Karlin-Rubin theorem, normal distribution

Question

Let $X_1,…,X_n \sim N(\mu, \sigma^2)$, where $\mu$ is known and $\sigma^2$ is unknown. We have a pair of hypotheses:
$
\begin{cases}
H_0: \sigma^2\leq a \\
H_1: \sigma^2 > a
\end{cases}$

So I use Karlin-Rubin theorem:
$\phi(x)=
\begin{cases}
1& \text{if $T(x) \geq k$ } \\
0& \text{if $T(x) < k$ }
\end{cases}$

My PDF is:
$f(x)= \exp[\frac{-1}{2\sigma^2}(x-\mu)^2 -\frac{1}{2}\ln2\pi\sigma^2]$

Of course it is an exponential family, with $C(\sigma^2)=-\frac{1}{2\sigma^2}$ which is increasing, so my $T(X)=\sum(X_i-\mu)^2$. Here comes the struggle: I've see someone do it in this fashion:

$\phi(x)=
\begin{cases}
1& \text{if $\sum(X_i-\mu)^2 \leq k$ } \\
0& \text{if $\sum(X_i-\mu)^2 > k$ }
\end{cases}$

so the inequalities are reversed. Here comes the question: why?

EDIT
Another question is about $k$. We use a condition that $E_a[ϕ(X)]=α$ to obtain $k$ and thus (at some point) we set our $σ^2$ to be equal to $a$. We do it because if the condtion is fulfilled for $σ^2=a$ then is fulfilled also for $σ^2>a$? So, to put it in the simple way, we reject the null hypothesis the "more" the greater $σ^2$ is than $a$?
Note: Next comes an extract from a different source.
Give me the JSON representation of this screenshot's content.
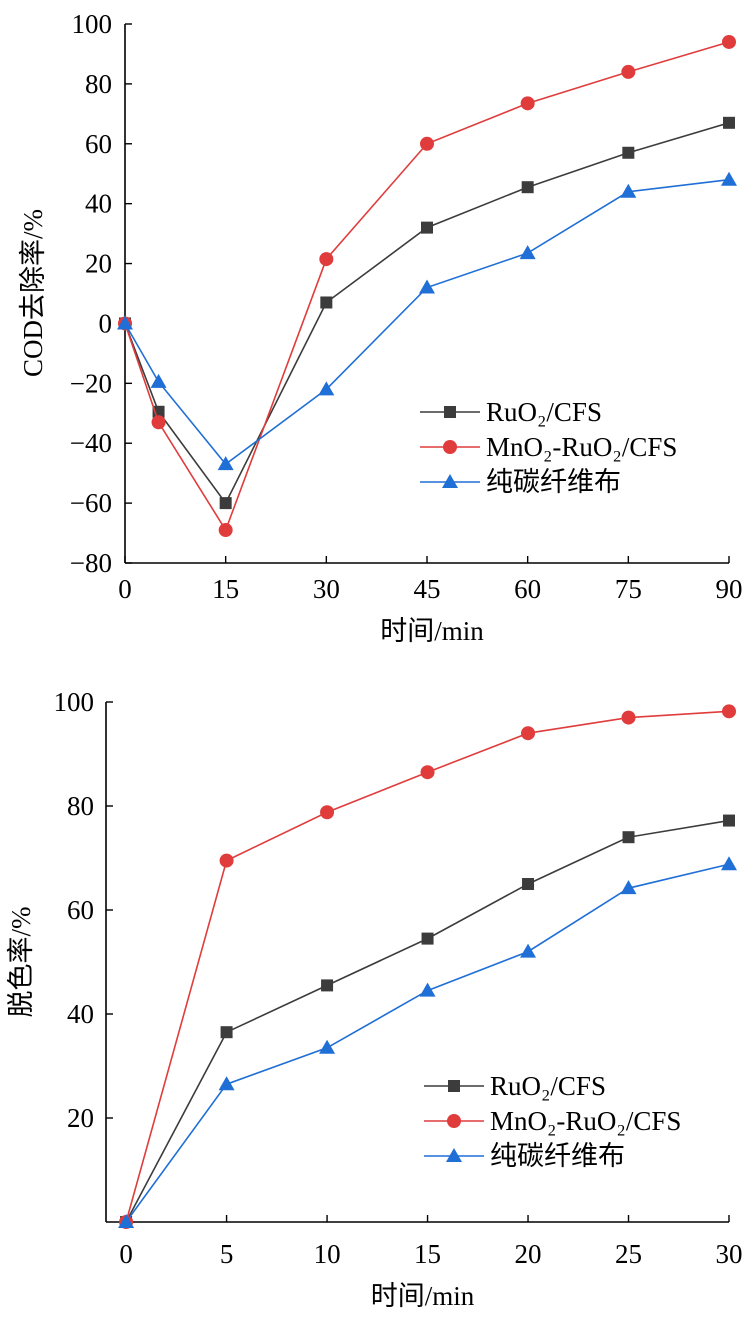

An example: in this case $\Bbb P(\sum(\frac{X_i -\mu}{\sigma})^2\leq\frac{k}{\sigma^2})=1-\alpha$ as $\sum(\frac{X_i -\mu}{\sigma})^2 \sim \mathcal X_n^2$ so:

$\mathcal X_{n,1-\alpha}^2=\frac{k}{\sigma^2}$

$k=\mathcal X_{n,1-\alpha}^2a^2$

Why do we put $a$ up there? Is it because:
$
\begin{cases}
H_0: \sigma^2\leq a \\
H_1: \sigma^2 > a
\end{cases} \equiv
\begin{cases}
H_0: \sigma^2= a \\
H_1: \sigma^2 > a
\end{cases}$?

Answer 1

Just a different point of view:

Karlin-Rubin Theorem is just an extension of Neyman-Pearson's Fundamental Lemma.

So, if a sufficient estimator exist, the lemma is

$$\frac{L(\mathbf{x},\theta_0)}{ L(\mathbf{x},\theta_1)}=\frac{h(\mathbf{x})g(t(\mathbf{x};\theta_0)}{h(\mathbf{x})g(t(\mathbf{x};\theta_1) }$$

then it is self evident that the UMP test is based on the sufficient estimator $T=t(\mathbf{x})$.

If the model belongs to the exponential family (that is the case), in order to define the critical region $C$, you can use this useful theorem taken by Mood Graybill Boes:

Similar theorem (on the same book) exist for model not belonging to the exponential family but with a monotone likelihood ratio.

In both these situations, UMP test exist and the solution is immediate.